Kodo attracted a sold-out crowd, but Dervish did not, to my surprise. It was an engaged gathering all the same, and many in the audience clapped along or even added their voices now and again, as they were encouraged to do by Cathy Jordan, the group’s charismatic singer and master of ceremonies. She doubled as percussionist (playing bodhrán and clappers) and was backed by five gentlemen playing in a fine blend of fiddle, flutes (including pennywhistle), mandola (tenor mandolin), bouzouki, and button accordion. The group was amplified more heavily than seemed necessary. The resultant increase in volume did not reach objectionable levels, but tonal delicacy eroded as part of the process and the balance was thrown awry, with the instruments sometimes overwhelming the singer. If Kodo’s music had been mostly about rhythm, that of Dervish was mostly melody, often intoned in unison (but with touches of individual ornamentation) by several performers, the tunes supported by simple harmonies and given out in repeated rhythms. But such melodies! The group’s repertoire is mostly drawn from folk music of the west coast of Ireland, and it wasn’t heavy on standard numbers, which kept listeners from lulling off into over-familiarity. Dervish collected some of the pieces directly from folk singers they encountered in the course of their travels and residencies. Jordan referred to one, “Eileen Óg (The Pride of Petravore),” as a music-hall song; indeed it would seem to be that, dating from about a hundred years ago, but the tune to which it was set, at least in this performance, followed the general contours of the other songs.
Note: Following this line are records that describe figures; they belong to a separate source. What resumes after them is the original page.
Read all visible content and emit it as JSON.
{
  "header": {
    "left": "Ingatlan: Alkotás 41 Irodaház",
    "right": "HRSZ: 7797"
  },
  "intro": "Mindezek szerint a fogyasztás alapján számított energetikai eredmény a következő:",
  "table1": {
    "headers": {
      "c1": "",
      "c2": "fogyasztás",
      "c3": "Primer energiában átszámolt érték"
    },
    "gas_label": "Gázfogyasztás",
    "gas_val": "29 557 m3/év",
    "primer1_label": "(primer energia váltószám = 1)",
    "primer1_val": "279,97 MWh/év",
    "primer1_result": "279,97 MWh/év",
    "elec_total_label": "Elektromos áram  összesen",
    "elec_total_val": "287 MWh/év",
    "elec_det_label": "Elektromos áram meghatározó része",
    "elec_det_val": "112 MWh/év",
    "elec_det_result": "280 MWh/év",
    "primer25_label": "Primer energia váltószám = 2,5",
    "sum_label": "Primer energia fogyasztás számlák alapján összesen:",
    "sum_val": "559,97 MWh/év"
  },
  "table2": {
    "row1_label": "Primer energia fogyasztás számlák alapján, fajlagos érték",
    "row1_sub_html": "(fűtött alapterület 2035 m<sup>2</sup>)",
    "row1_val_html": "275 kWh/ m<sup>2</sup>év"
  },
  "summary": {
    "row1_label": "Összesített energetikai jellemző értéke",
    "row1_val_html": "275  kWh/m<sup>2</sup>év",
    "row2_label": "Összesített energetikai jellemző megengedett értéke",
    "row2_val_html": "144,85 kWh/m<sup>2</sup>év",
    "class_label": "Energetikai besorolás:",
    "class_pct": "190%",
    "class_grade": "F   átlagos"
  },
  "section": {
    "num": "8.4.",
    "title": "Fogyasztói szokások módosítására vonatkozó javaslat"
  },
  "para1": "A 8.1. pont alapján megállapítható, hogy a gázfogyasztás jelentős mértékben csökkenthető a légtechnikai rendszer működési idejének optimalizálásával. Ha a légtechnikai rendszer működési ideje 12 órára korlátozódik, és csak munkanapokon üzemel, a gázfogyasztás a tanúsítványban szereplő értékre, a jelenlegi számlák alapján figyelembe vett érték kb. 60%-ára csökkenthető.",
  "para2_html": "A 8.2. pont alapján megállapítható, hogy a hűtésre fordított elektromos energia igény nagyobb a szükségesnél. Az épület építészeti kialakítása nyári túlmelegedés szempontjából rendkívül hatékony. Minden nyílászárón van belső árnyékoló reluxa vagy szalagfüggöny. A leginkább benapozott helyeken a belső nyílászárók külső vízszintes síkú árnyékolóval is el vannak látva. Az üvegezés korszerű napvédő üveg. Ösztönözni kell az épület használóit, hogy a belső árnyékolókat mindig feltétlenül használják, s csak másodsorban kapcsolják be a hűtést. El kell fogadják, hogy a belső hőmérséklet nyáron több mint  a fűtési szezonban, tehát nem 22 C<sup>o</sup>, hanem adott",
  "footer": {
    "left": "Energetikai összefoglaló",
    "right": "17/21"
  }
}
This being Irish traditional music, the instrumental dances were toe-tapping. In contrast, the songs and ballads tended to exude mournfulness in their subject matter, although their tunes were often more chipper than the words. Our constant companions through the evening were soldiers separated from their wives, wives murdered by their husbands, children foisted off on the neighbors due to economic necessity — that sort of thing. Jordan related all the grim plots and tempered them with a wry commentary that revealed her to be a consummate master of the vaunted Irish craic, agreeable banter that made one think she’d be the kind of person with whom you’d enjoy being trapped in a stalled elevator.